Fashion is generally seen as something celebrities waste money on and tween girls waste time on. A lesser form of art that leads to anorexia, drugs, and self-image issues. Although this is the underbelly of the fashion industry, its impact on society is undeniable. There is a deeper layer to this impact that not many are knowledgeable about. Eco couture. A design philosophy that supports environmentalism and sustainable responsibility, eco fashion has been nourishing our planet way before the current green trend.
“I like the challenge of greening a business,” said Elizabeth St John. Defining her collection as “Refined. Glamorous. Green,” she tries to dispel the negative connotation of green collections. To those who think eco fashion is just a fad, Elizabeth St John considers them to be misinformed with a limited vision of green collections as recycling old pieces to new pieces. “Couture is French for hand dressmaking,” says Elizabeth St John, “there is nothing more green than doing things by hand.” She explains that eco fashion is based on the roots of apparel production and moving forward due to its environmental impact.

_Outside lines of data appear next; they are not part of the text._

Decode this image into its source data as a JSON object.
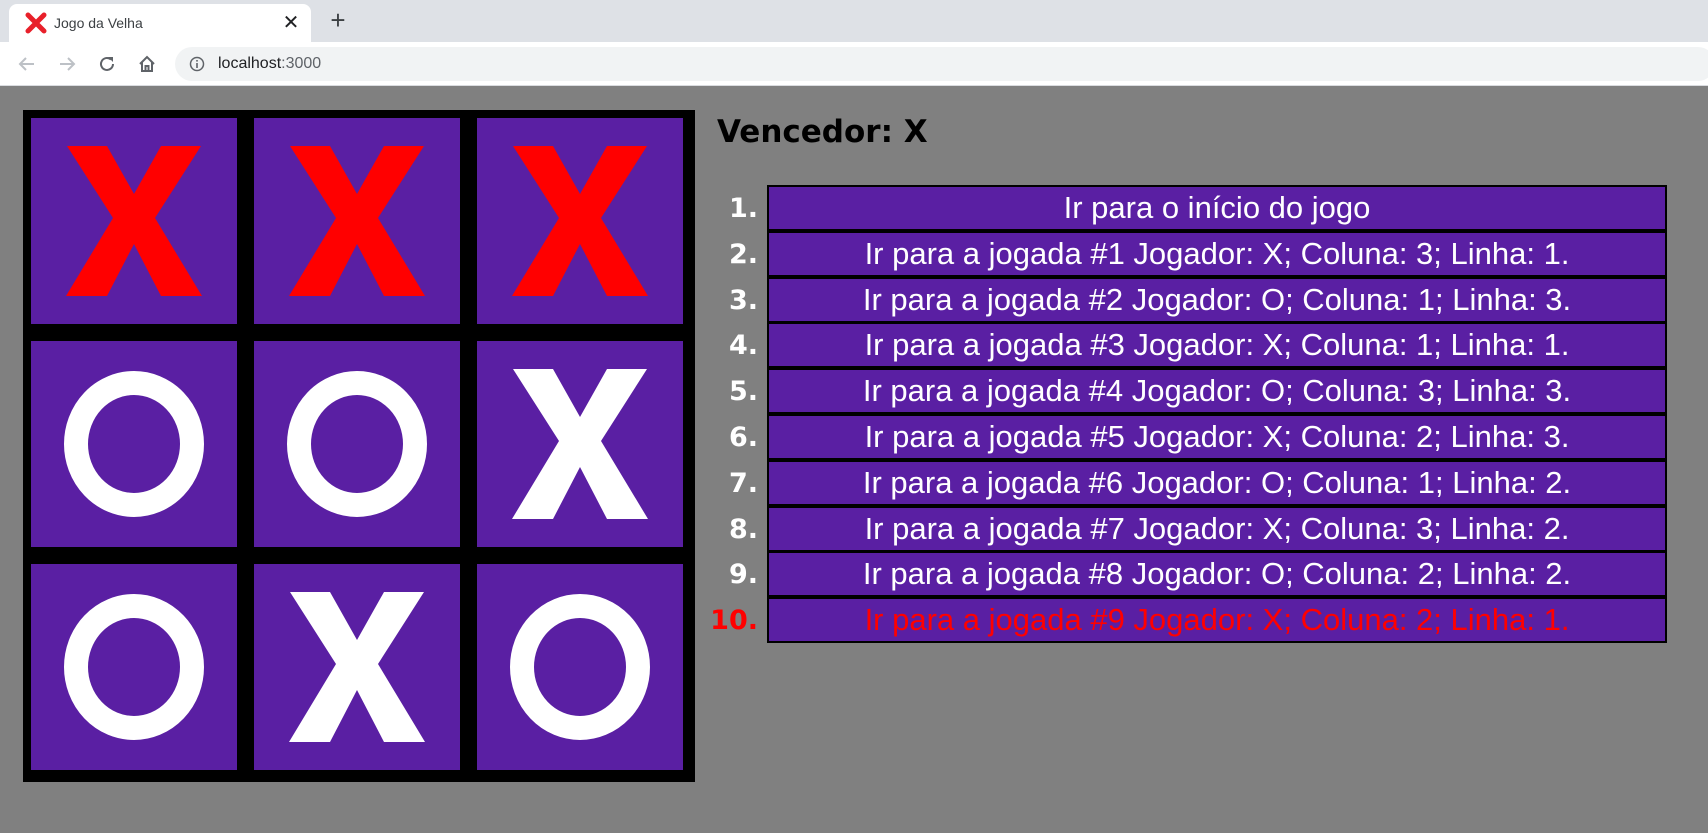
{
  "browser": {
    "tab_title": "Jogo da Velha",
    "url_host": "localhost",
    "url_port": ":3000",
    "favicon": "red-x-icon"
  },
  "game": {
    "status": "Vencedor: X",
    "board": [
      {
        "mark": "X",
        "winning": true
      },
      {
        "mark": "X",
        "winning": true
      },
      {
        "mark": "X",
        "winning": true
      },
      {
        "mark": "O",
        "winning": false
      },
      {
        "mark": "O",
        "winning": false
      },
      {
        "mark": "X",
        "winning": false
      },
      {
        "mark": "O",
        "winning": false
      },
      {
        "mark": "X",
        "winning": false
      },
      {
        "mark": "O",
        "winning": false
      }
    ],
    "moves": [
      {
        "number": "1.",
        "label": "Ir para o início do jogo"
      },
      {
        "number": "2.",
        "label": "Ir para a jogada #1 Jogador: X; Coluna: 3; Linha: 1."
      },
      {
        "number": "3.",
        "label": "Ir para a jogada #2 Jogador: O; Coluna: 1; Linha: 3."
      },
      {
        "number": "4.",
        "label": "Ir para a jogada #3 Jogador: X; Coluna: 1; Linha: 1."
      },
      {
        "number": "5.",
        "label": "Ir para a jogada #4 Jogador: O; Coluna: 3; Linha: 3."
      },
      {
        "number": "6.",
        "label": "Ir para a jogada #5 Jogador: X; Coluna: 2; Linha: 3."
      },
      {
        "number": "7.",
        "label": "Ir para a jogada #6 Jogador: O; Coluna: 1; Linha: 2."
      },
      {
        "number": "8.",
        "label": "Ir para a jogada #7 Jogador: X; Coluna: 3; Linha: 2."
      },
      {
        "number": "9.",
        "label": "Ir para a jogada #8 Jogador: O; Coluna: 2; Linha: 2."
      },
      {
        "number": "10.",
        "label": "Ir para a jogada #9 Jogador: X; Coluna: 2; Linha: 1.",
        "current": true
      }
    ]
  },
  "colors": {
    "page_bg": "#808080",
    "cell_bg": "#5a1fa3",
    "mark": "#ffffff",
    "winning_mark": "#ff0000",
    "current_move": "#ff0000"
  }
}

Referring to her design process, Elizabeth St John considers herself unorthodox. She sources her material first, such as finding a piece of silk she really likes. Then she develops a design around that piece of material. “I actually don’t sketch,” she said, “so I do it kind of in reverse.”
To enhance her background and interest in the environment, Elizabeth St John and a few of her colleagues founded the Universal Strategic Services Foundation in Washington, DC to establish green projects for business in third world countries. “I used to work for conservation organizations in the Amazon for inventory on plants and animals,” she said, “and I started to miss direct hands on work with countries over seas and other subjects that are important.”
The foundation is currently developing two initiatives. First, bringing solar energy to very remote parts of the world, such as villages in West Africa, which allows them to run schools, internet, and refrigeration for medicine. Second, establishing a vocational school for women in Afghanistan “to provide life skills they won’t have other wise to support their families,” said Elizabeth St John. They are partnering with some government organizations so that these women will be hired to guarantee employment.
Returning to the fashion initiative in the United States, Elizabeth St John remarks that the current economic situation has moved a large part of the industry’s apparel production abroad, primarily to Asia. As of recently, a lot of those companies are slowly moving back to the US due to the “problems with production quality and shipping” from Asia. “I think going forward,” said Elizabeth St John, “you will see more ‘Made in the USA’ labels.”
Elizabeth St John is a fan of the Louis XVI of France era, “the skill involved in making those pieces is just spectacular.” She also likes “the clean and feminine lines of the late 1950s and early 1960s. The tailoring is timeless.”
Looking forward, Elizabeth St John is very excited about her upcoming evening collection. “I get to be more creative and ratchet up the sexy factor,” she said. The collection is due to premiere October 31st.